Tre persone private della libertà personale in 72 ore.

Dietro ai freddi numeri ci sono vite interrotte dietro a sbarre e muri di cinta, drammi individuali e familiari che colpiscono persone ristrette nella libertà personale dallo Stato, in esecuzione di provvedimenti dell’autorità giudiziaria.

C’è allora una riflessione alla quale chi si occupa di giustizia penale, non può sottrarsi.

Nel messaggio di fine anno, Il Presidente della Repubblica Sergio Mattarella ha sottolineato come l’alto numero di suicidi in carcere “è indice di condizioni inammissibili”, dovendo “il rispetto della dignità di ogni persona, dei suoi diritti”, essere garantito “anche per chi si trova in carcere” ma evidentemente ciò non è stato recepito dalla politica che tende a inasprire e a provare piacere vedendo i detenuti “non respirare” a capo voltato per non vedere che le carceri collassano e versano in una situazione di endemico sovraffollamento, nonostante le condanne della Corte di Strasburgo non ha mai tentato seriamente di arginare.

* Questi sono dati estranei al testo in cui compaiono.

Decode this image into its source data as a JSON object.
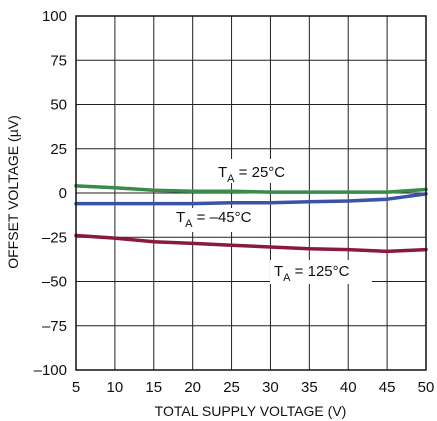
{
  "chart_data": {
    "type": "line",
    "title": "",
    "xlabel": "TOTAL SUPPLY VOLTAGE (V)",
    "ylabel": "OFFSET VOLTAGE (µV)",
    "xlim": [
      5,
      50
    ],
    "ylim": [
      -100,
      100
    ],
    "x_ticks": [
      "5",
      "10",
      "15",
      "20",
      "25",
      "30",
      "35",
      "40",
      "45",
      "50"
    ],
    "y_ticks": [
      "100",
      "75",
      "50",
      "25",
      "0",
      "–25",
      "–50",
      "–75",
      "–100"
    ],
    "grid": true,
    "series": [
      {
        "name": "TA = 25°C",
        "color": "#3a8a4a",
        "x": [
          5,
          10,
          15,
          20,
          25,
          30,
          35,
          40,
          45,
          50
        ],
        "y": [
          4,
          3,
          1.5,
          1,
          1,
          0.5,
          0.5,
          0.5,
          0.5,
          2
        ]
      },
      {
        "name": "TA = –45°C",
        "color": "#3a52a8",
        "x": [
          5,
          10,
          15,
          20,
          25,
          30,
          35,
          40,
          45,
          50
        ],
        "y": [
          -6,
          -6,
          -6,
          -6,
          -5.5,
          -5.5,
          -5,
          -4.5,
          -3.5,
          -0.5
        ]
      },
      {
        "name": "TA = 125°C",
        "color": "#8b1a3a",
        "x": [
          5,
          10,
          15,
          20,
          25,
          30,
          35,
          40,
          45,
          50
        ],
        "y": [
          -24,
          -25.5,
          -27.5,
          -28.5,
          -29.5,
          -30.5,
          -31.5,
          -32,
          -33,
          -32
        ]
      }
    ],
    "annotations": [
      {
        "main": "T",
        "sub": "A",
        "rest": " = 25°C"
      },
      {
        "main": "T",
        "sub": "A",
        "rest": " = –45°C"
      },
      {
        "main": "T",
        "sub": "A",
        "rest": " = 125°C"
      }
    ]
  }
}
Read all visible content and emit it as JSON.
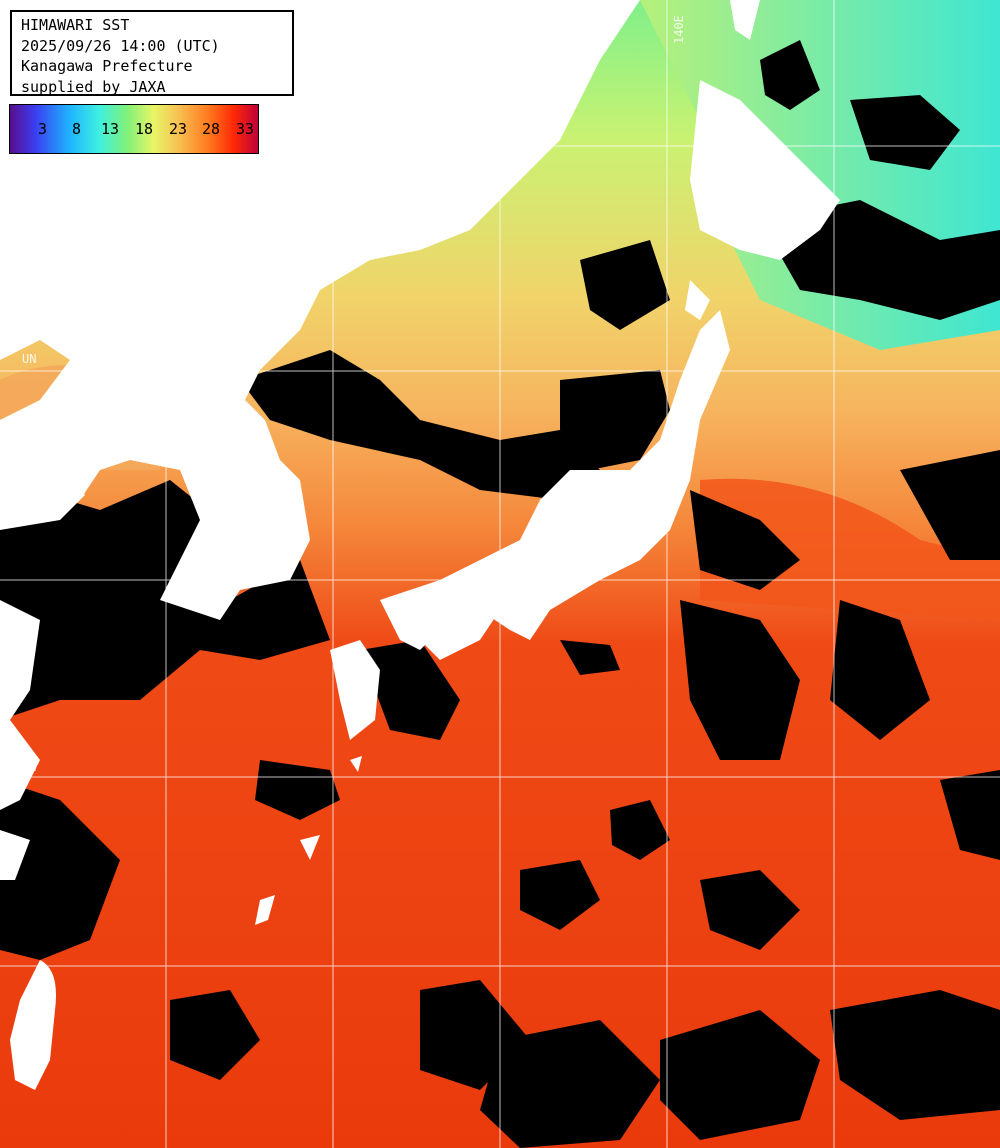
{
  "info": {
    "title": "HIMAWARI SST",
    "datetime": "2025/09/26 14:00 (UTC)",
    "region": "Kanagawa Prefecture",
    "credit": "supplied by JAXA"
  },
  "legend": {
    "ticks": [
      "3",
      "8",
      "13",
      "18",
      "23",
      "28",
      "33"
    ],
    "colors": [
      "#5a0d8c",
      "#3b3df0",
      "#1fb4ff",
      "#3ff0e0",
      "#7ff07a",
      "#e8f566",
      "#f7c052",
      "#ff7a1f",
      "#ff2a05",
      "#c0003a"
    ]
  },
  "grid_labels": {
    "lon_140": "140E",
    "lat_a": "UN",
    "lat_b": "UN"
  },
  "colors": {
    "cloud": "#000000",
    "land": "#ffffff",
    "sea_cold": "#4be8c8",
    "sea_cool": "#9cf07c",
    "sea_mild": "#e8f070",
    "sea_warm": "#f4b660",
    "sea_hot": "#ee3f12",
    "grid": "#ffffff"
  }
}
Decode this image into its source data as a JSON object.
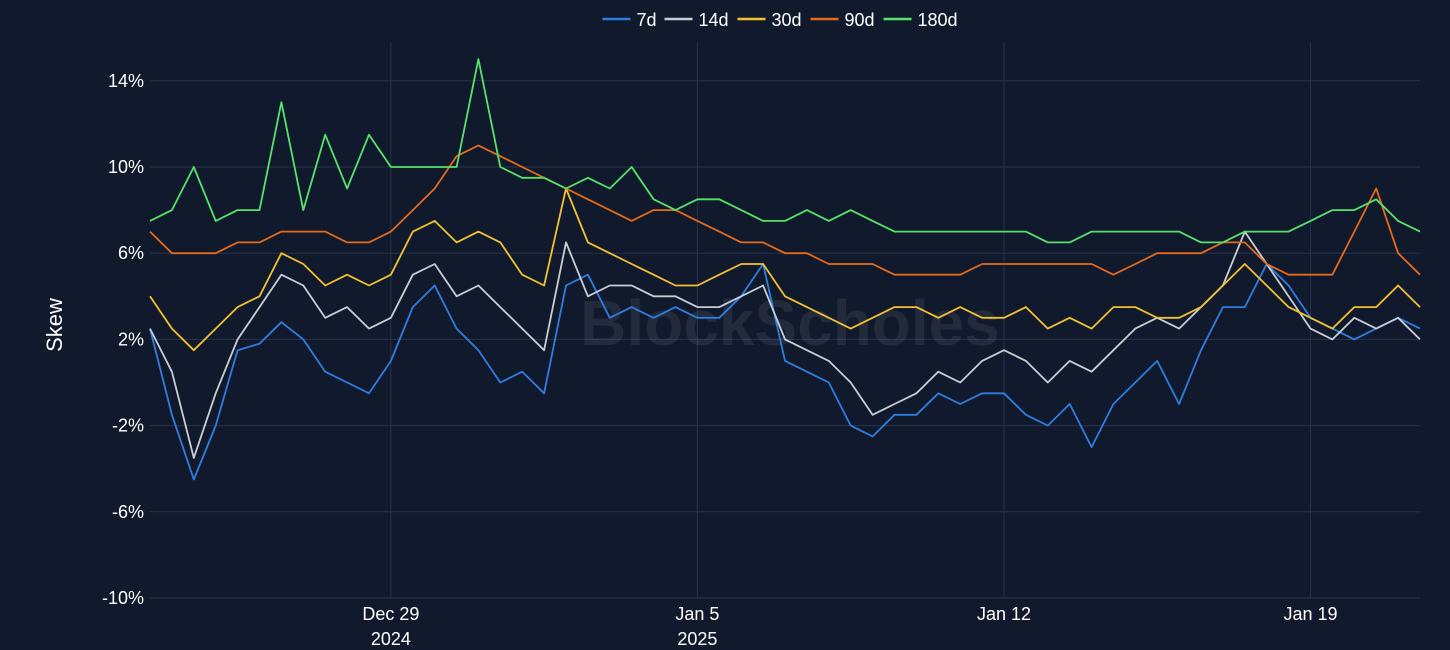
{
  "chart_data": {
    "type": "line",
    "ylabel": "Skew",
    "watermark": "BlockScholes",
    "y_unit": "%",
    "ylim": [
      -10,
      15.8
    ],
    "y_ticks": [
      -10,
      -6,
      -2,
      2,
      6,
      10,
      14
    ],
    "y_tick_labels": [
      "-10%",
      "-6%",
      "-2%",
      "2%",
      "6%",
      "10%",
      "14%"
    ],
    "xlim": [
      "2024-12-23T12:00",
      "2025-01-21T12:00"
    ],
    "x_ticks": [
      {
        "date": "2024-12-29",
        "label": "Dec 29",
        "sublabel": "2024"
      },
      {
        "date": "2025-01-05",
        "label": "Jan 5",
        "sublabel": "2025"
      },
      {
        "date": "2025-01-12",
        "label": "Jan 12",
        "sublabel": ""
      },
      {
        "date": "2025-01-19",
        "label": "Jan 19",
        "sublabel": ""
      }
    ],
    "grid": true,
    "legend_position": "top-center",
    "series": [
      {
        "name": "7d",
        "color": "#2f7de1",
        "x": [
          "2024-12-23T12:00",
          "2024-12-24",
          "2024-12-24T12:00",
          "2024-12-25",
          "2024-12-25T12:00",
          "2024-12-26",
          "2024-12-26T12:00",
          "2024-12-27",
          "2024-12-27T12:00",
          "2024-12-28",
          "2024-12-28T12:00",
          "2024-12-29",
          "2024-12-29T12:00",
          "2024-12-30",
          "2024-12-30T12:00",
          "2024-12-31",
          "2024-12-31T12:00",
          "2025-01-01",
          "2025-01-01T12:00",
          "2025-01-02",
          "2025-01-02T12:00",
          "2025-01-03",
          "2025-01-03T12:00",
          "2025-01-04",
          "2025-01-04T12:00",
          "2025-01-05",
          "2025-01-05T12:00",
          "2025-01-06",
          "2025-01-06T12:00",
          "2025-01-07",
          "2025-01-07T12:00",
          "2025-01-08",
          "2025-01-08T12:00",
          "2025-01-09",
          "2025-01-09T12:00",
          "2025-01-10",
          "2025-01-10T12:00",
          "2025-01-11",
          "2025-01-11T12:00",
          "2025-01-12",
          "2025-01-12T12:00",
          "2025-01-13",
          "2025-01-13T12:00",
          "2025-01-14",
          "2025-01-14T12:00",
          "2025-01-15",
          "2025-01-15T12:00",
          "2025-01-16",
          "2025-01-16T12:00",
          "2025-01-17",
          "2025-01-17T12:00",
          "2025-01-18",
          "2025-01-18T12:00",
          "2025-01-19",
          "2025-01-19T12:00",
          "2025-01-20",
          "2025-01-20T12:00",
          "2025-01-21",
          "2025-01-21T12:00"
        ],
        "y": [
          2.5,
          -1.5,
          -4.5,
          -2.0,
          1.5,
          1.8,
          2.8,
          2.0,
          0.5,
          0.0,
          -0.5,
          1.0,
          3.5,
          4.5,
          2.5,
          1.5,
          0.0,
          0.5,
          -0.5,
          4.5,
          5.0,
          3.0,
          3.5,
          3.0,
          3.5,
          3.0,
          3.0,
          4.0,
          5.5,
          1.0,
          0.5,
          0.0,
          -2.0,
          -2.5,
          -1.5,
          -1.5,
          -0.5,
          -1.0,
          -0.5,
          -0.5,
          -1.5,
          -2.0,
          -1.0,
          -3.0,
          -1.0,
          0.0,
          1.0,
          -1.0,
          1.5,
          3.5,
          3.5,
          5.5,
          4.5,
          3.0,
          2.5,
          2.0,
          2.5,
          3.0,
          2.5
        ]
      },
      {
        "name": "14d",
        "color": "#c8cdd3",
        "x": [
          "2024-12-23T12:00",
          "2024-12-24",
          "2024-12-24T12:00",
          "2024-12-25",
          "2024-12-25T12:00",
          "2024-12-26",
          "2024-12-26T12:00",
          "2024-12-27",
          "2024-12-27T12:00",
          "2024-12-28",
          "2024-12-28T12:00",
          "2024-12-29",
          "2024-12-29T12:00",
          "2024-12-30",
          "2024-12-30T12:00",
          "2024-12-31",
          "2024-12-31T12:00",
          "2025-01-01",
          "2025-01-01T12:00",
          "2025-01-02",
          "2025-01-02T12:00",
          "2025-01-03",
          "2025-01-03T12:00",
          "2025-01-04",
          "2025-01-04T12:00",
          "2025-01-05",
          "2025-01-05T12:00",
          "2025-01-06",
          "2025-01-06T12:00",
          "2025-01-07",
          "2025-01-07T12:00",
          "2025-01-08",
          "2025-01-08T12:00",
          "2025-01-09",
          "2025-01-09T12:00",
          "2025-01-10",
          "2025-01-10T12:00",
          "2025-01-11",
          "2025-01-11T12:00",
          "2025-01-12",
          "2025-01-12T12:00",
          "2025-01-13",
          "2025-01-13T12:00",
          "2025-01-14",
          "2025-01-14T12:00",
          "2025-01-15",
          "2025-01-15T12:00",
          "2025-01-16",
          "2025-01-16T12:00",
          "2025-01-17",
          "2025-01-17T12:00",
          "2025-01-18",
          "2025-01-18T12:00",
          "2025-01-19",
          "2025-01-19T12:00",
          "2025-01-20",
          "2025-01-20T12:00",
          "2025-01-21",
          "2025-01-21T12:00"
        ],
        "y": [
          2.5,
          0.5,
          -3.5,
          -0.5,
          2.0,
          3.5,
          5.0,
          4.5,
          3.0,
          3.5,
          2.5,
          3.0,
          5.0,
          5.5,
          4.0,
          4.5,
          3.5,
          2.5,
          1.5,
          6.5,
          4.0,
          4.5,
          4.5,
          4.0,
          4.0,
          3.5,
          3.5,
          4.0,
          4.5,
          2.0,
          1.5,
          1.0,
          0.0,
          -1.5,
          -1.0,
          -0.5,
          0.5,
          0.0,
          1.0,
          1.5,
          1.0,
          0.0,
          1.0,
          0.5,
          1.5,
          2.5,
          3.0,
          2.5,
          3.5,
          4.5,
          7.0,
          5.5,
          4.0,
          2.5,
          2.0,
          3.0,
          2.5,
          3.0,
          2.0
        ]
      },
      {
        "name": "30d",
        "color": "#f2c12e",
        "x": [
          "2024-12-23T12:00",
          "2024-12-24",
          "2024-12-24T12:00",
          "2024-12-25",
          "2024-12-25T12:00",
          "2024-12-26",
          "2024-12-26T12:00",
          "2024-12-27",
          "2024-12-27T12:00",
          "2024-12-28",
          "2024-12-28T12:00",
          "2024-12-29",
          "2024-12-29T12:00",
          "2024-12-30",
          "2024-12-30T12:00",
          "2024-12-31",
          "2024-12-31T12:00",
          "2025-01-01",
          "2025-01-01T12:00",
          "2025-01-02",
          "2025-01-02T12:00",
          "2025-01-03",
          "2025-01-03T12:00",
          "2025-01-04",
          "2025-01-04T12:00",
          "2025-01-05",
          "2025-01-05T12:00",
          "2025-01-06",
          "2025-01-06T12:00",
          "2025-01-07",
          "2025-01-07T12:00",
          "2025-01-08",
          "2025-01-08T12:00",
          "2025-01-09",
          "2025-01-09T12:00",
          "2025-01-10",
          "2025-01-10T12:00",
          "2025-01-11",
          "2025-01-11T12:00",
          "2025-01-12",
          "2025-01-12T12:00",
          "2025-01-13",
          "2025-01-13T12:00",
          "2025-01-14",
          "2025-01-14T12:00",
          "2025-01-15",
          "2025-01-15T12:00",
          "2025-01-16",
          "2025-01-16T12:00",
          "2025-01-17",
          "2025-01-17T12:00",
          "2025-01-18",
          "2025-01-18T12:00",
          "2025-01-19",
          "2025-01-19T12:00",
          "2025-01-20",
          "2025-01-20T12:00",
          "2025-01-21",
          "2025-01-21T12:00"
        ],
        "y": [
          4.0,
          2.5,
          1.5,
          2.5,
          3.5,
          4.0,
          6.0,
          5.5,
          4.5,
          5.0,
          4.5,
          5.0,
          7.0,
          7.5,
          6.5,
          7.0,
          6.5,
          5.0,
          4.5,
          9.0,
          6.5,
          6.0,
          5.5,
          5.0,
          4.5,
          4.5,
          5.0,
          5.5,
          5.5,
          4.0,
          3.5,
          3.0,
          2.5,
          3.0,
          3.5,
          3.5,
          3.0,
          3.5,
          3.0,
          3.0,
          3.5,
          2.5,
          3.0,
          2.5,
          3.5,
          3.5,
          3.0,
          3.0,
          3.5,
          4.5,
          5.5,
          4.5,
          3.5,
          3.0,
          2.5,
          3.5,
          3.5,
          4.5,
          3.5
        ]
      },
      {
        "name": "90d",
        "color": "#e46a1c",
        "x": [
          "2024-12-23T12:00",
          "2024-12-24",
          "2024-12-24T12:00",
          "2024-12-25",
          "2024-12-25T12:00",
          "2024-12-26",
          "2024-12-26T12:00",
          "2024-12-27",
          "2024-12-27T12:00",
          "2024-12-28",
          "2024-12-28T12:00",
          "2024-12-29",
          "2024-12-29T12:00",
          "2024-12-30",
          "2024-12-30T12:00",
          "2024-12-31",
          "2024-12-31T12:00",
          "2025-01-01",
          "2025-01-01T12:00",
          "2025-01-02",
          "2025-01-02T12:00",
          "2025-01-03",
          "2025-01-03T12:00",
          "2025-01-04",
          "2025-01-04T12:00",
          "2025-01-05",
          "2025-01-05T12:00",
          "2025-01-06",
          "2025-01-06T12:00",
          "2025-01-07",
          "2025-01-07T12:00",
          "2025-01-08",
          "2025-01-08T12:00",
          "2025-01-09",
          "2025-01-09T12:00",
          "2025-01-10",
          "2025-01-10T12:00",
          "2025-01-11",
          "2025-01-11T12:00",
          "2025-01-12",
          "2025-01-12T12:00",
          "2025-01-13",
          "2025-01-13T12:00",
          "2025-01-14",
          "2025-01-14T12:00",
          "2025-01-15",
          "2025-01-15T12:00",
          "2025-01-16",
          "2025-01-16T12:00",
          "2025-01-17",
          "2025-01-17T12:00",
          "2025-01-18",
          "2025-01-18T12:00",
          "2025-01-19",
          "2025-01-19T12:00",
          "2025-01-20",
          "2025-01-20T12:00",
          "2025-01-21",
          "2025-01-21T12:00"
        ],
        "y": [
          7.0,
          6.0,
          6.0,
          6.0,
          6.5,
          6.5,
          7.0,
          7.0,
          7.0,
          6.5,
          6.5,
          7.0,
          8.0,
          9.0,
          10.5,
          11.0,
          10.5,
          10.0,
          9.5,
          9.0,
          8.5,
          8.0,
          7.5,
          8.0,
          8.0,
          7.5,
          7.0,
          6.5,
          6.5,
          6.0,
          6.0,
          5.5,
          5.5,
          5.5,
          5.0,
          5.0,
          5.0,
          5.0,
          5.5,
          5.5,
          5.5,
          5.5,
          5.5,
          5.5,
          5.0,
          5.5,
          6.0,
          6.0,
          6.0,
          6.5,
          6.5,
          5.5,
          5.0,
          5.0,
          5.0,
          7.0,
          9.0,
          6.0,
          5.0
        ]
      },
      {
        "name": "180d",
        "color": "#57e36a",
        "x": [
          "2024-12-23T12:00",
          "2024-12-24",
          "2024-12-24T12:00",
          "2024-12-25",
          "2024-12-25T12:00",
          "2024-12-26",
          "2024-12-26T12:00",
          "2024-12-27",
          "2024-12-27T12:00",
          "2024-12-28",
          "2024-12-28T12:00",
          "2024-12-29",
          "2024-12-29T12:00",
          "2024-12-30",
          "2024-12-30T12:00",
          "2024-12-31",
          "2024-12-31T12:00",
          "2025-01-01",
          "2025-01-01T12:00",
          "2025-01-02",
          "2025-01-02T12:00",
          "2025-01-03",
          "2025-01-03T12:00",
          "2025-01-04",
          "2025-01-04T12:00",
          "2025-01-05",
          "2025-01-05T12:00",
          "2025-01-06",
          "2025-01-06T12:00",
          "2025-01-07",
          "2025-01-07T12:00",
          "2025-01-08",
          "2025-01-08T12:00",
          "2025-01-09",
          "2025-01-09T12:00",
          "2025-01-10",
          "2025-01-10T12:00",
          "2025-01-11",
          "2025-01-11T12:00",
          "2025-01-12",
          "2025-01-12T12:00",
          "2025-01-13",
          "2025-01-13T12:00",
          "2025-01-14",
          "2025-01-14T12:00",
          "2025-01-15",
          "2025-01-15T12:00",
          "2025-01-16",
          "2025-01-16T12:00",
          "2025-01-17",
          "2025-01-17T12:00",
          "2025-01-18",
          "2025-01-18T12:00",
          "2025-01-19",
          "2025-01-19T12:00",
          "2025-01-20",
          "2025-01-20T12:00",
          "2025-01-21",
          "2025-01-21T12:00"
        ],
        "y": [
          7.5,
          8.0,
          10.0,
          7.5,
          8.0,
          8.0,
          13.0,
          8.0,
          11.5,
          9.0,
          11.5,
          10.0,
          10.0,
          10.0,
          10.0,
          15.0,
          10.0,
          9.5,
          9.5,
          9.0,
          9.5,
          9.0,
          10.0,
          8.5,
          8.0,
          8.5,
          8.5,
          8.0,
          7.5,
          7.5,
          8.0,
          7.5,
          8.0,
          7.5,
          7.0,
          7.0,
          7.0,
          7.0,
          7.0,
          7.0,
          7.0,
          6.5,
          6.5,
          7.0,
          7.0,
          7.0,
          7.0,
          7.0,
          6.5,
          6.5,
          7.0,
          7.0,
          7.0,
          7.5,
          8.0,
          8.0,
          8.5,
          7.5,
          7.0
        ]
      }
    ]
  }
}
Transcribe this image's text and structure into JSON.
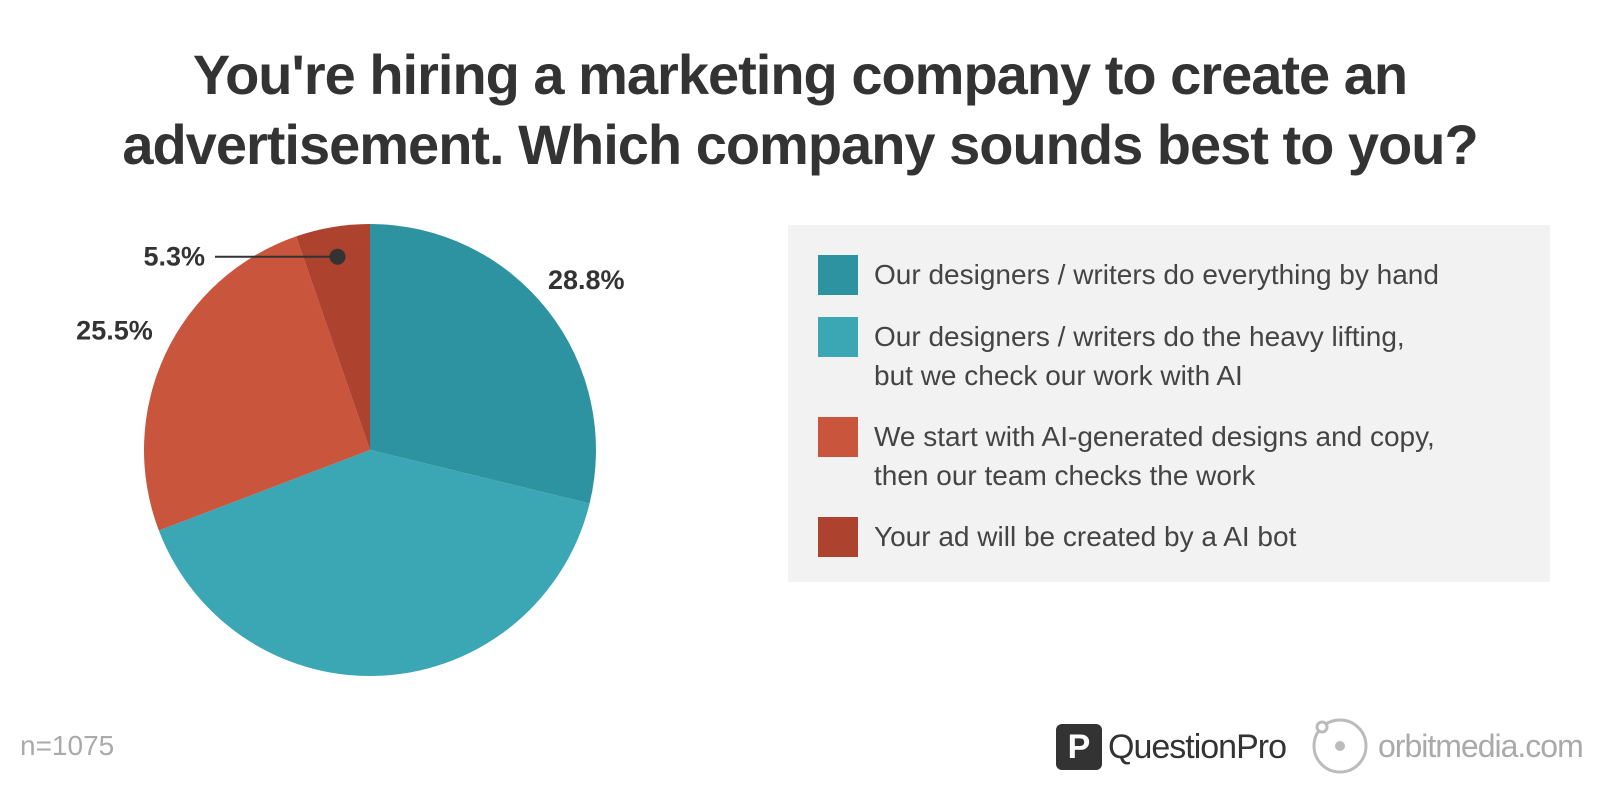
{
  "chart_data": {
    "type": "pie",
    "title_lines": [
      "You're hiring a marketing company to create an",
      "advertisement. Which company sounds best to you?"
    ],
    "slices": [
      {
        "label": "Our designers / writers do everything by hand",
        "value": 28.8,
        "value_label": "28.8%",
        "color": "#2e93a0"
      },
      {
        "label": "Our designers / writers do the heavy lifting,\nbut we check our work with AI",
        "value": 40.4,
        "value_label": "40.4%",
        "color": "#3ba6b4"
      },
      {
        "label": "We start with AI-generated designs and copy,\nthen our team checks the work",
        "value": 25.5,
        "value_label": "25.5%",
        "color": "#c9553d"
      },
      {
        "label": "Your ad will be created by a AI bot",
        "value": 5.3,
        "value_label": "5.3%",
        "color": "#ad422f"
      }
    ],
    "legend_placement": "right",
    "start_angle": "top",
    "direction": "clockwise"
  },
  "footnote": "n=1075",
  "logos": {
    "questionpro_mark": "P",
    "questionpro_text": "QuestionPro",
    "orbitmedia_text": "orbitmedia.com"
  }
}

Lo Stato non ha volontà alcuna di percorrere la strada più coraggiosa tracciata della dottrina, che sollecita da tempo un “rimpiazzo” della pena carceraria già “sul nascere”, mediante la configurazione di sanzioni edittali non detentive eppure basterebbe la volontà di interessarsi del carcere e che esso non sia solo un immondezzaio sociale dove buttare dentro di tutto e di più, anche perché questo non rieduca. Se non c’è rieducazione, il problema non si risolve ma l’unica risposta del governo sta nell’intenzione di aumentare il numero di posti in carcere. Anzitutto non si spiega quanto tempo servirebbe per costruire nuove carceri. In più, come ha spiegato di recente il presidente di Antigone Patrizio Gonnella, «se anche nei prossimi tre anni il governo riuscisse a dotare la capienza delle carceri di 7.000 nuovi posti, come dichiarato dalla presidente Meloni, avremo comunque, ad oggi, almeno altre 8.000 persone detenute senza un posto regolamentare. A questo si deve aggiungere che le persone detenute sono aumentate di oltre 2.000 unità nell’ultimo anno e di oltre 5.000 unità dal 2022.

Se il tasso di crescita fosse questo anche nei prossimi tre anni (cosa tutt’altro che impossibile a fronte delle attuali politiche penali) è prevedibile che i 7.000 nuovi posti andranno ad assorbire i nuovi ingressi, lasciando dunque il sistema penitenziario in una condizione di affollamento cronico e drammatico come quello che si registra oggi, con circa 15.000 persone in più rispetto alla capacità del sistema stesso.

I suicidi nelle carceri, in queste condizioni, sono mattanza di Stato destinata a proseguire.